Understanding the New Voluntary Disclosures Program (VDP) Rules
How The CRA’s 2025 Reforms Reshape Compliance for Taxpayers and Tax Professionals
Canada’s Self-Assessment System and the Role of Voluntary Disclosure
By: Kiran Choudhry, CGA, CPA
Senior Tax Manager
Canada’s income tax system operates on the principle of self-assessment. Individuals and businesses are expected to accurately report income, file required information returns and calculate taxes owing each year. When errors or omissions occur, the consequences can be significant ranging from penalties and interest to, in serious cases, criminal prosecution.
To encourage taxpayers to correct past non-compliance, the Canada Revenue Agency (CRA) administers the Voluntary Disclosures Program (VDP). The program allows taxpayers to proactively correct inaccurate filings or disclose previously unreported information while potentially avoiding penalties and prosecution.
Effective October 1, 2025, the CRA has implemented major changes to the VDP. These reforms replace the post-2018 “General” and “Limited” programs with a new framework focused on when and how a taxpayer comes forward.
What Is the Voluntary Disclosures Program?
The VDP is an administrative (non-statutory) CRA program that allows eligible taxpayers and registrants to correct past non-compliance across multiple CRA-administered tax regimes.
While the program does not eliminate the underlying tax owing, accepted disclosures may provide protection from criminal prosecution and relief from penalties and a portion of interest. Relief under the VDP is discretionary and assessed on a case-by-case basis.
A New Framework Effective October 1, 2025
The CRA has replaced the former General and Limited Programs with a revised two-track system based on whether a disclosure is unprompted or prompted.
Unprompted Disclosures: The Highest Level of Relief
Unprompted disclosures are generally made before the CRA contacts the taxpayer about a specific compliance issue. Applications submitted after receiving
only general educational letters or notices may still qualify.
- Up to 75% interest relief
- 100% penalty relief
- Protection from criminal prosecution
Prompted Disclosures: Relief Still Available but Reduced
Prompted disclosures occur after the CRA has contacted the taxpayer regarding a specific compliance issue, or after the CRA receives third-party
information indicating possible non-compliance.

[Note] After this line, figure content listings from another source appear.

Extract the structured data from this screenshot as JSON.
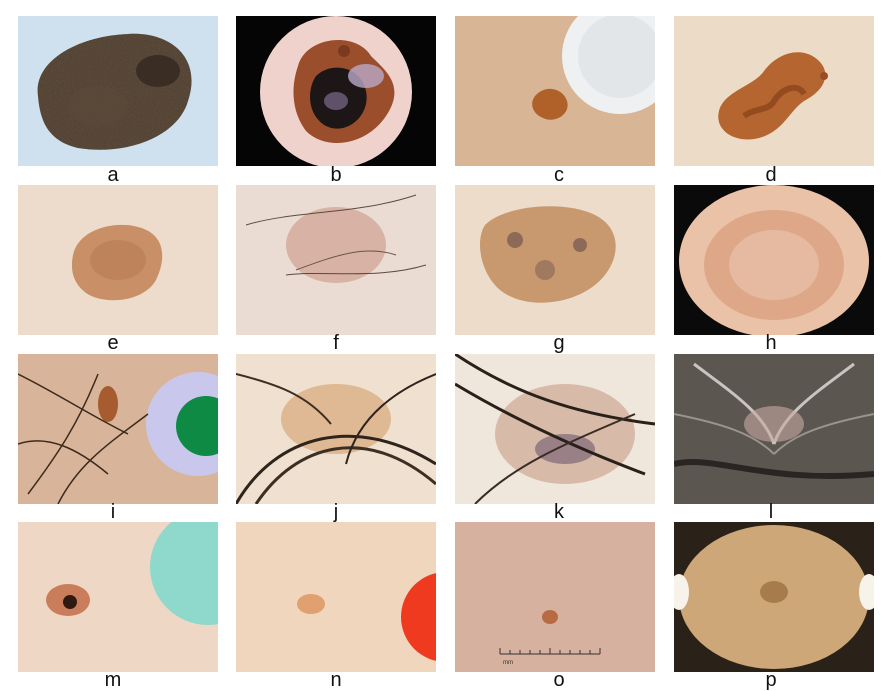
{
  "panels": [
    {
      "label": "a"
    },
    {
      "label": "b"
    },
    {
      "label": "c"
    },
    {
      "label": "d"
    },
    {
      "label": "e"
    },
    {
      "label": "f"
    },
    {
      "label": "g"
    },
    {
      "label": "h"
    },
    {
      "label": "i"
    },
    {
      "label": "j"
    },
    {
      "label": "k"
    },
    {
      "label": "l"
    },
    {
      "label": "m"
    },
    {
      "label": "n"
    },
    {
      "label": "o"
    },
    {
      "label": "p"
    }
  ],
  "scale_text": "mm"
}
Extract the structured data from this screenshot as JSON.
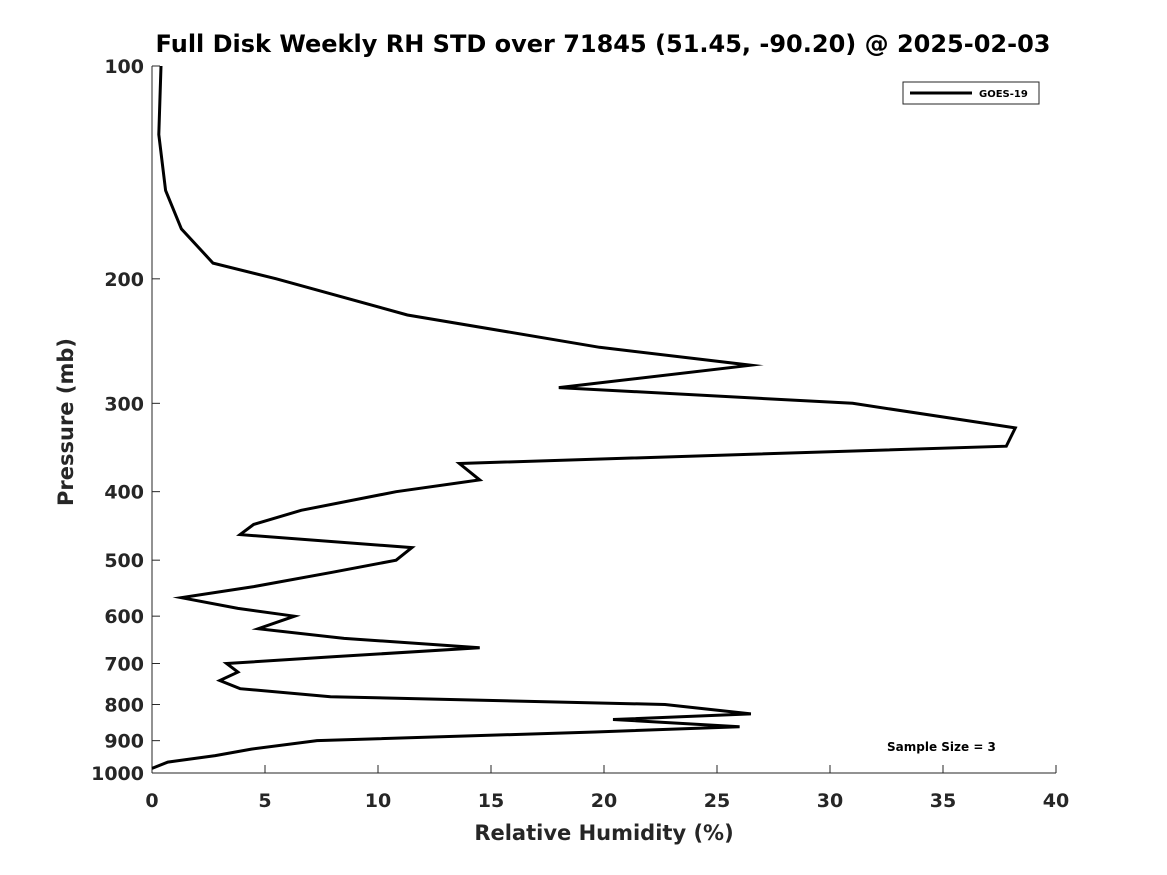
{
  "chart_data": {
    "type": "line",
    "title": "Full Disk Weekly RH STD over 71845 (51.45, -90.20) @ 2025-02-03",
    "xlabel": "Relative Humidity (%)",
    "ylabel": "Pressure (mb)",
    "xlim": [
      0,
      40
    ],
    "ylim": [
      100,
      1000
    ],
    "yscale": "log",
    "y_reversed": true,
    "xticks": [
      0,
      5,
      10,
      15,
      20,
      25,
      30,
      35,
      40
    ],
    "yticks": [
      100,
      200,
      300,
      400,
      500,
      600,
      700,
      800,
      900,
      1000
    ],
    "legend": {
      "position": "top-right",
      "entries": [
        "GOES-19"
      ]
    },
    "annotation": "Sample Size = 3",
    "series": [
      {
        "name": "GOES-19",
        "color": "#000000",
        "points": [
          [
            0.4,
            100
          ],
          [
            0.3,
            125
          ],
          [
            0.6,
            150
          ],
          [
            1.3,
            170
          ],
          [
            2.7,
            190
          ],
          [
            5.5,
            200
          ],
          [
            11.3,
            225
          ],
          [
            19.8,
            250
          ],
          [
            26.5,
            265
          ],
          [
            18.0,
            285
          ],
          [
            31.0,
            300
          ],
          [
            38.2,
            325
          ],
          [
            37.8,
            345
          ],
          [
            13.6,
            365
          ],
          [
            14.5,
            385
          ],
          [
            10.8,
            400
          ],
          [
            6.6,
            425
          ],
          [
            4.5,
            445
          ],
          [
            3.9,
            460
          ],
          [
            11.5,
            480
          ],
          [
            10.8,
            500
          ],
          [
            8.0,
            520
          ],
          [
            4.5,
            545
          ],
          [
            1.3,
            565
          ],
          [
            3.8,
            585
          ],
          [
            6.3,
            600
          ],
          [
            4.7,
            625
          ],
          [
            8.5,
            645
          ],
          [
            14.5,
            665
          ],
          [
            8.0,
            685
          ],
          [
            3.3,
            700
          ],
          [
            3.8,
            720
          ],
          [
            3.0,
            740
          ],
          [
            3.9,
            760
          ],
          [
            7.9,
            780
          ],
          [
            22.7,
            800
          ],
          [
            26.5,
            825
          ],
          [
            20.4,
            840
          ],
          [
            26.0,
            860
          ],
          [
            19.6,
            875
          ],
          [
            7.3,
            900
          ],
          [
            4.4,
            925
          ],
          [
            2.8,
            945
          ],
          [
            0.7,
            965
          ],
          [
            0.0,
            985
          ]
        ]
      }
    ]
  }
}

- Up to 25% interest relief
- Partial, or in limited cases full, penalty relief
- Protection from criminal prosecution
Where a disclosure is accepted, gross negligence penalties generally do not apply to the information disclosed.

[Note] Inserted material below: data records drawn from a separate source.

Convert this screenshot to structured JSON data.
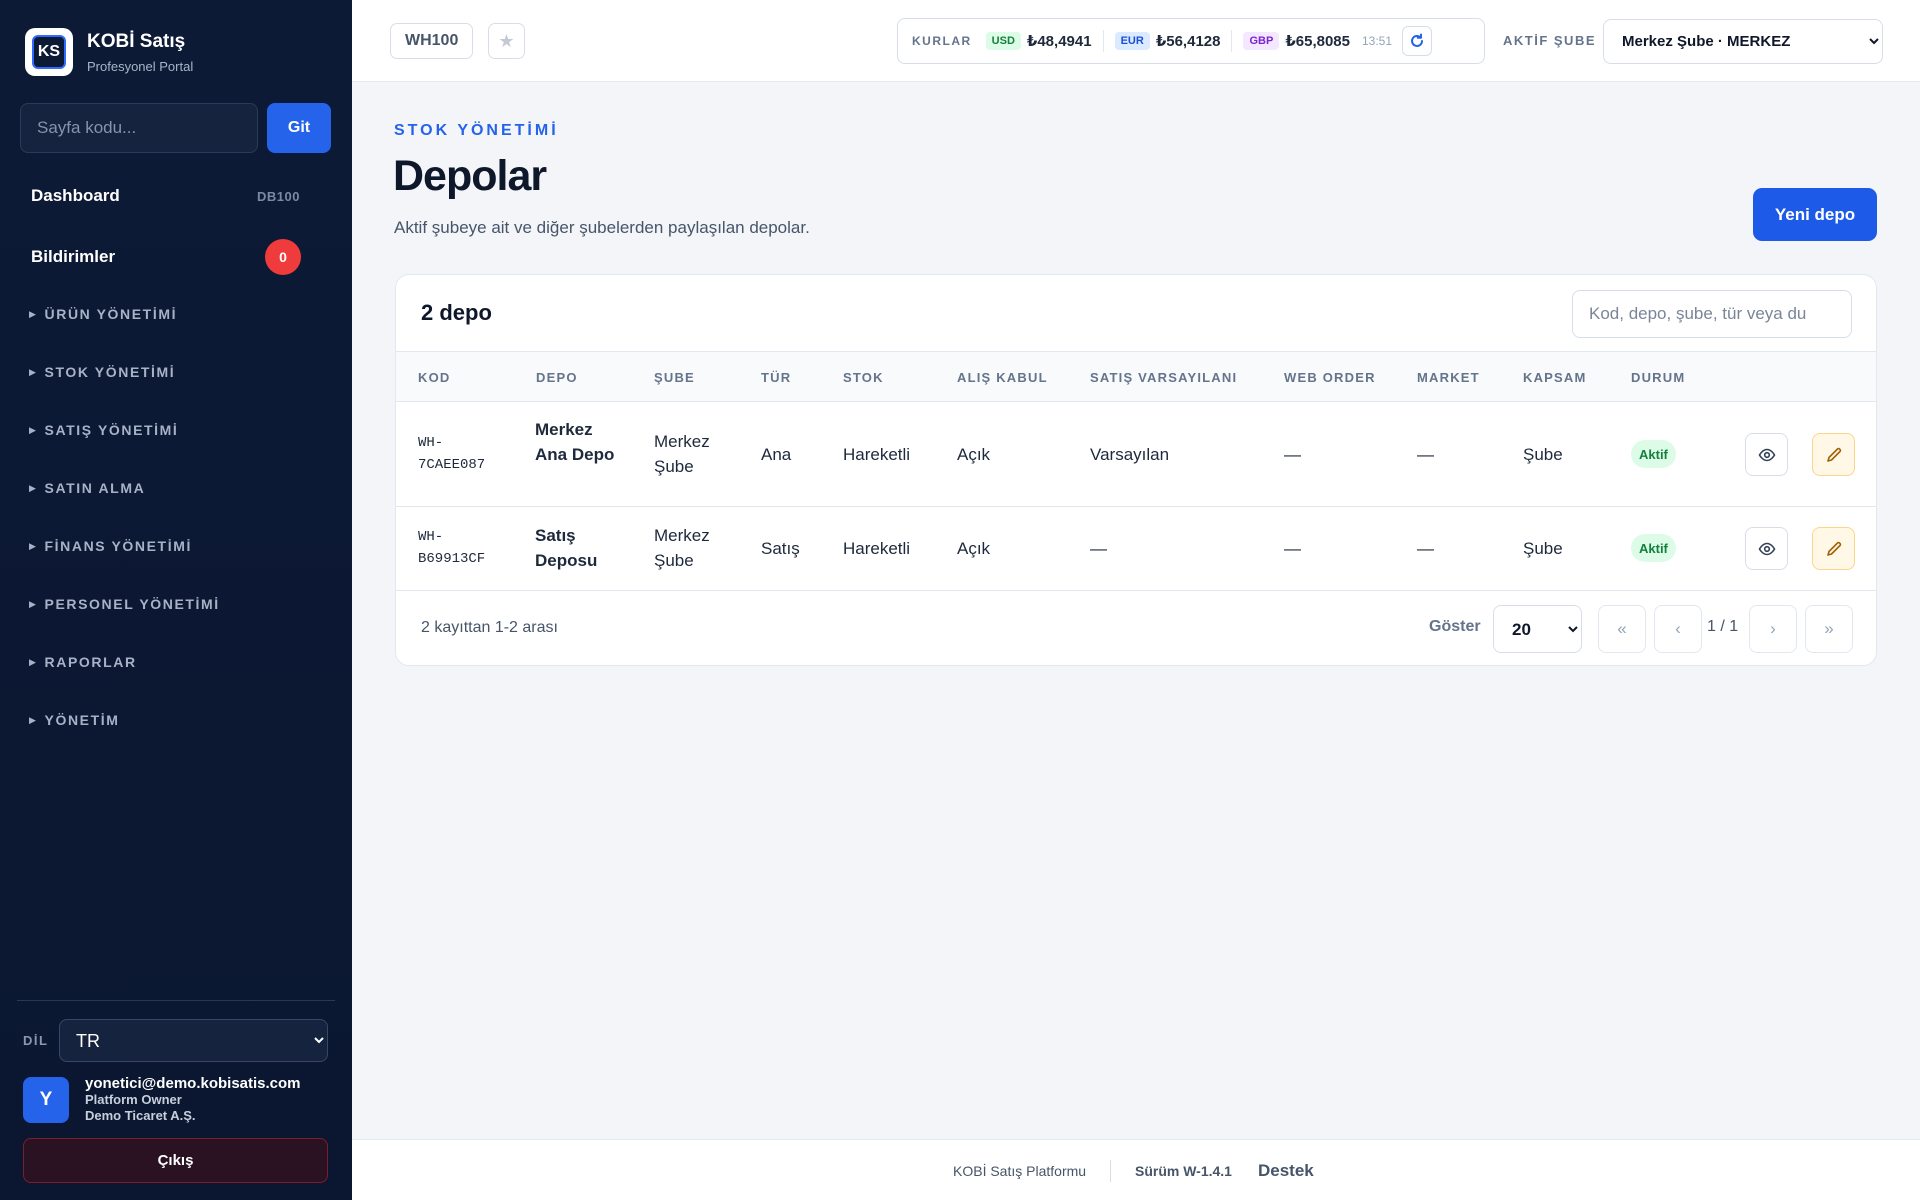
{
  "sidebar": {
    "brand_title": "KOBİ Satış",
    "brand_subtitle": "Profesyonel Portal",
    "logo_text": "KS",
    "goto_placeholder": "Sayfa kodu...",
    "goto_button": "Git",
    "dashboard_label": "Dashboard",
    "dashboard_code": "DB100",
    "notifications_label": "Bildirimler",
    "notifications_count": "0",
    "groups": [
      "ÜRÜN YÖNETİMİ",
      "STOK YÖNETİMİ",
      "SATIŞ YÖNETİMİ",
      "SATIN ALMA",
      "FİNANS YÖNETİMİ",
      "PERSONEL YÖNETİMİ",
      "RAPORLAR",
      "YÖNETİM"
    ],
    "language_label": "DİL",
    "language_value": "TR",
    "user_initial": "Y",
    "user_email": "yonetici@demo.kobisatis.com",
    "user_role": "Platform Owner",
    "user_company": "Demo Ticaret A.Ş.",
    "logout": "Çıkış"
  },
  "topbar": {
    "page_code": "WH100",
    "rates_title": "KURLAR",
    "rates": [
      {
        "code": "USD",
        "value": "₺48,4941"
      },
      {
        "code": "EUR",
        "value": "₺56,4128"
      },
      {
        "code": "GBP",
        "value": "₺65,8085"
      }
    ],
    "rates_time": "13:51",
    "branch_label": "AKTİF ŞUBE",
    "branch_value": "Merkez Şube · MERKEZ"
  },
  "main": {
    "eyebrow": "STOK YÖNETİMİ",
    "title": "Depolar",
    "description": "Aktif şubeye ait ve diğer şubelerden paylaşılan depolar.",
    "new_button": "Yeni depo",
    "count_label": "2 depo",
    "search_placeholder": "Kod, depo, şube, tür veya du",
    "columns": [
      "KOD",
      "DEPO",
      "ŞUBE",
      "TÜR",
      "STOK",
      "ALIŞ KABUL",
      "SATIŞ VARSAYILANI",
      "WEB ORDER",
      "MARKET",
      "KAPSAM",
      "DURUM"
    ],
    "rows": [
      {
        "code_l1": "WH-",
        "code_l2": "7CAEE087",
        "depot": "Merkez Ana Depo",
        "branch": "Merkez Şube",
        "type": "Ana",
        "stock": "Hareketli",
        "purchase": "Açık",
        "sales_default": "Varsayılan",
        "web_order": "—",
        "market": "—",
        "scope": "Şube",
        "status": "Aktif"
      },
      {
        "code_l1": "WH-",
        "code_l2": "B69913CF",
        "depot": "Satış Deposu",
        "branch": "Merkez Şube",
        "type": "Satış",
        "stock": "Hareketli",
        "purchase": "Açık",
        "sales_default": "—",
        "web_order": "—",
        "market": "—",
        "scope": "Şube",
        "status": "Aktif"
      }
    ],
    "footer_info": "2 kayıttan 1-2 arası",
    "show_label": "Göster",
    "page_size": "20",
    "page_indicator": "1 / 1",
    "pager": {
      "first": "«",
      "prev": "‹",
      "next": "›",
      "last": "»"
    }
  },
  "footer": {
    "platform": "KOBİ Satış Platformu",
    "version": "Sürüm W-1.4.1",
    "support": "Destek"
  }
}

Expanded Eligibility for Large Corporations
Under the previous VDP regime, corporations with gross revenues exceeding $250 million in two of their last five taxation years were largely restricted to limited relief.
Under the 2025 framework, larger corporations may now be eligible for more meaningful relief, subject to CRA review and discretion. This signals a shift toward encouraging compliance rather than relying solely on punitive enforcement even for complex, high-value taxpayers.

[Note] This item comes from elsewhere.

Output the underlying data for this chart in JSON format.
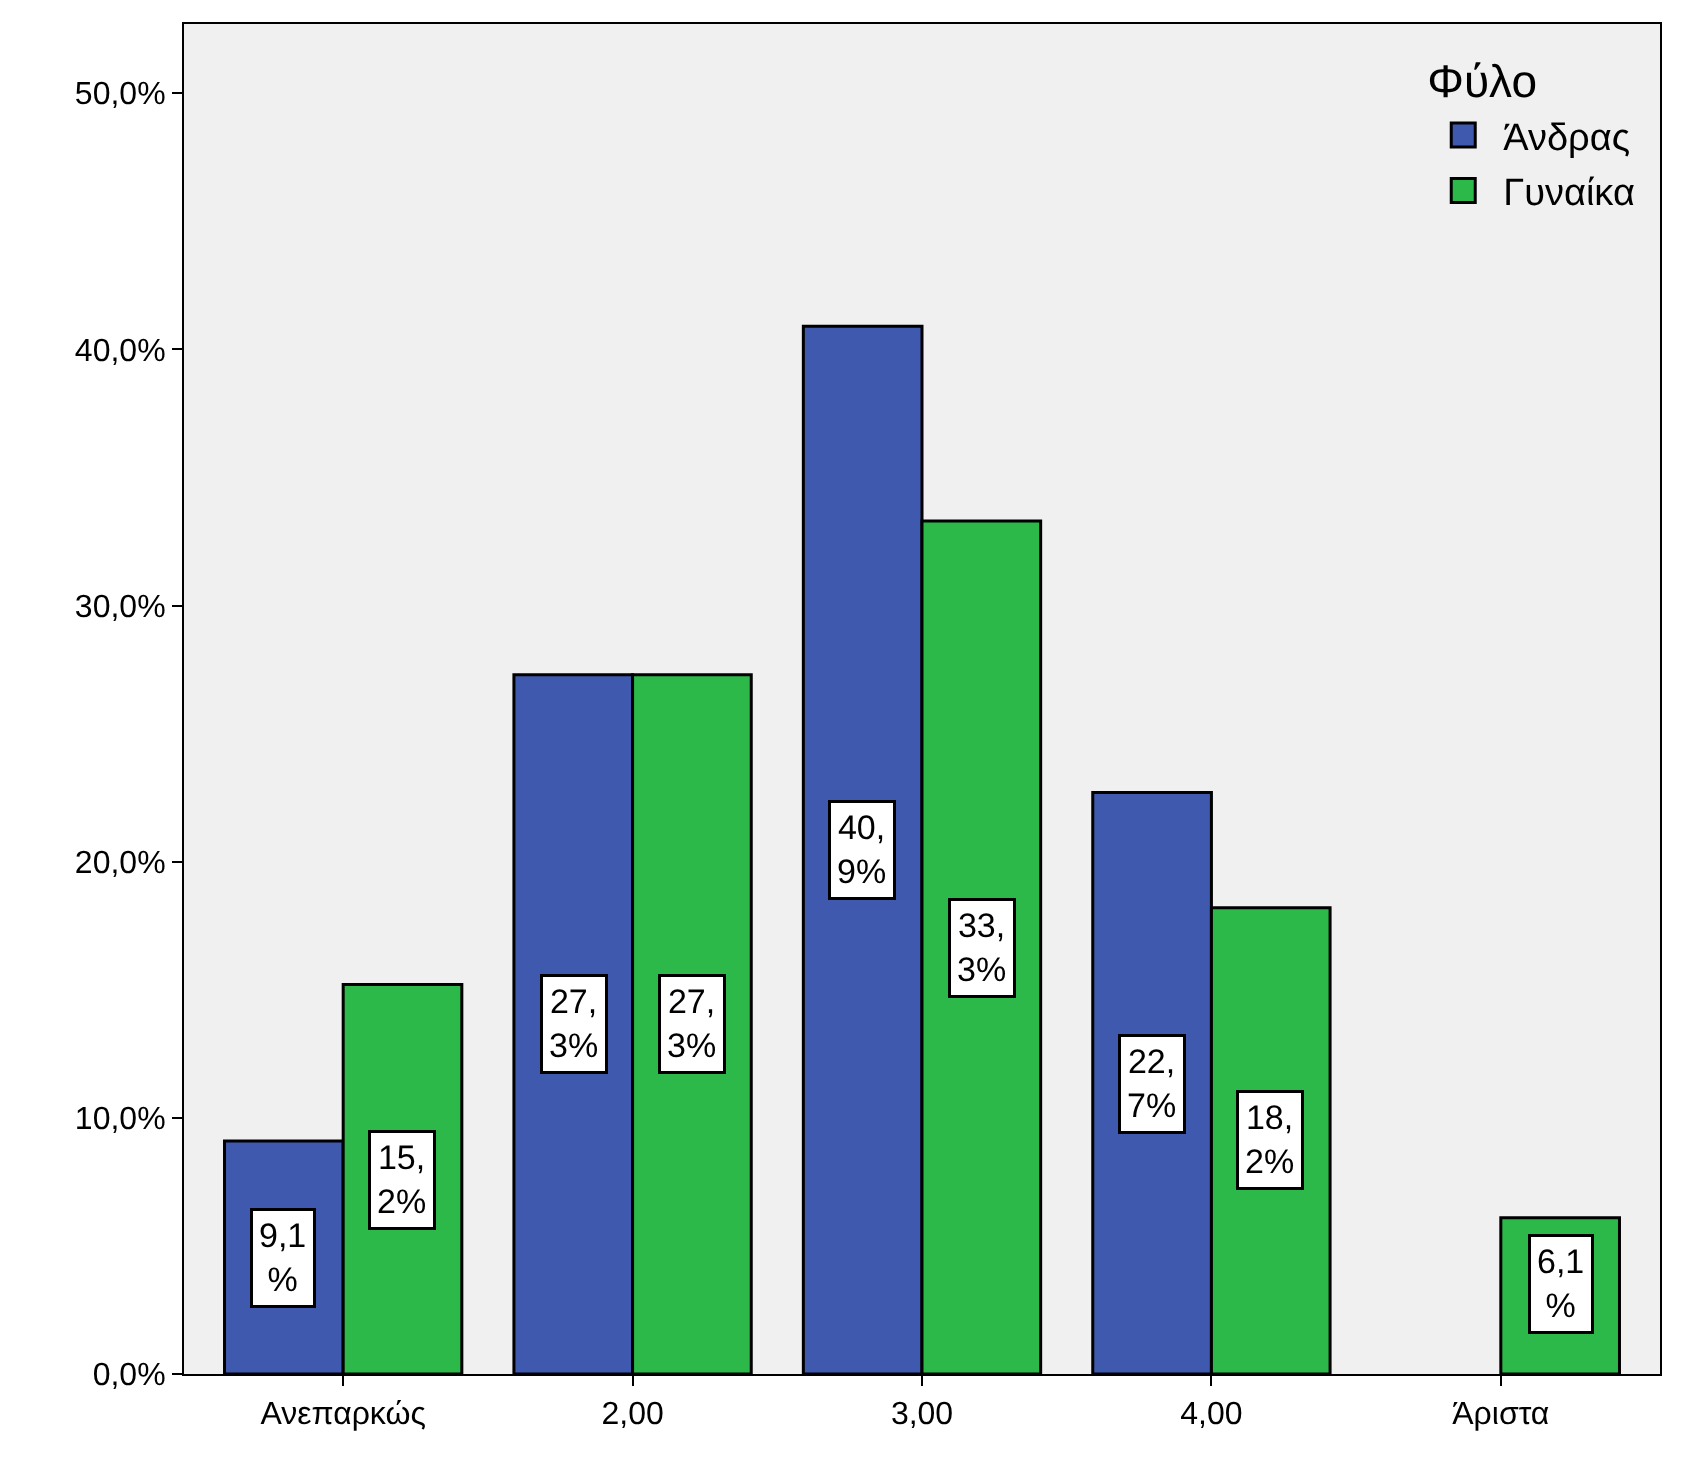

What Has Not Changed: Core Eligibility Requirements
Despite the structural overhaul, the fundamental requirements for a valid disclosure remain unchanged. A disclosure must:
- be voluntary,
- be complete,
- involve a penalty or potential penalty, and
- relate to information that is at least one year past due.
Incomplete or selective disclosures remain a common reason for rejection.
What the 2025 Changes Mean for Taxpayers
The revised VDP provides greater access to relief, including for taxpayers who may only come forward after CRA contact. However, the timing of a disclosure now directly affects the level of relief available.
For taxpayers, the takeaway is clear: earlier disclosure generally results in significantly better outcomes, particularly in relation to penalties and interest.
Implications for Tax Professionals
For tax professionals, the revised VDP heightens the importance of:
- early assessment of whether a disclosure is unprompted or prompted,
- disciplined multi-year documentation, and
- managing client expectations around discretionary relief.
The advisory focus has shifted from determining eligibility to strategically structuring complete, defensible disclosures aligned with CRA expectations.
A More Strategic Compliance Environment
The CRA’s 2025 overhaul of the Voluntary Disclosures Program reflects a more strategic, timing-driven approach to compliance. By distinguishing between unprompted and prompted disclosures, clarifying relief parameters, and expanding eligibility, the CRA aims to encourage voluntary compliance while maintaining integrity and fairness.
For taxpayers, addressing non-compliance early can materially reduce financial and legal risk. For tax professionals, the revised VDP presents a clear opportunity to deliver high-value advisory support in an increasingly complex compliance landscape.
Voluntary Disclosure Rewritten: How the CRA’s 2025 Rules Reshape Compliance
“Timing now determines not just eligibility but the level of relief.”
“The 2025 VDP shifts the focus from punishment to early compliance.”
“Prompted disclosures are no longer excluded but the cost of delay is real.”